CMPD Chief Kerr Putney has publicly acknowledged his department's need to improve training in dealing with mentally ill people. In response, officials have introduced an eight-hour training course so more officers will have at least basic knowledge, Putney has said. CIT training is typically 40 hours — meaning officers would be unavailable for duty for a full work week — making it difficult to put all officers through the classes, officials have said.
The law gives officers broad discretion to decide when deadly force is necessary. Officers are authorized to use lethal force when they believe it is reasonable and necessary to stop someone who poses an imminent threat of death or serious injury to the officer or others.
Active or passive?
Tasers are supposed to provide police with an alternative to lethal force.
In an interview last year, CMPD Capt. Mike Campagna said the department has used the devices responsibly.
"There is never just one option," Campagna said. "We haven't seen a trend of officers jumping to the Taser when it is not a viable option based on the circumstances. They are a great tool and a great way to get violent subjects under control with a minimal risk of injury."
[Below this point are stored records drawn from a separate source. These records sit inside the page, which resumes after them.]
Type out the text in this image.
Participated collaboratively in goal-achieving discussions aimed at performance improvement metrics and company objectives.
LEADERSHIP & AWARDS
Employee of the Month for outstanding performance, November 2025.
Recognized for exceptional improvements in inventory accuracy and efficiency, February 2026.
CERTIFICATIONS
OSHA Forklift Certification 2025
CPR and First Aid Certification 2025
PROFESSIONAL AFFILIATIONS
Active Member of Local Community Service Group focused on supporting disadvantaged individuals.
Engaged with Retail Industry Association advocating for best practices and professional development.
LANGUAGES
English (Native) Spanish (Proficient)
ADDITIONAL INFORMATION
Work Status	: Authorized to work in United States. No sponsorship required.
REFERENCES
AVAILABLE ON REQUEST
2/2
In the Mims case, his family alleges that he did not threaten officers and grew increasingly agitated after he noticed that Whitlock had moved into position near the house, where he deployed the Taser.
CMPD rules allow officers to use Tasers to avoid injury to themselves or others when faced with "active aggression," considered a relatively restrictive policy.
But Mims' lawsuit says that Whitlock deployed his Taser when Mims had only shown "passive resistance," which requires officers to use a lower level of force.
Tufano said in 2016 that department policy allows officers to deploy Tasers when people have "immediate and reasonable means to commit suicide."
During an interview with investigators, Whitlock explained his use of the Taser: "He had already proven that he wasn't gonna drop it..in my mind, he obviously had some mental issues or something. I felt the need that if I didn't hit him with the Taser that.... he was gonna be standing there an indefinite amount of time and...and he might even actually cut himself."
A father's grief
Mims Jr. was interviewed by police in the hours after witnessing his son's shooting but before he knew his son had died, according to police reports.
He told them he assumed his son must have lunged at an officer during the confrontation.
"I know police don't shoot people... unless they have to," Mims Jr. said, according to a police report. "Listen, my father was a police officer. ...I was taught that they don't shoot people unless it's absolutely (necessary)."
But three years later, in a 2016 deposition hearing, Mims Jr. said after learning more about the case that he was too quick to give the officers the benefit of the doubt.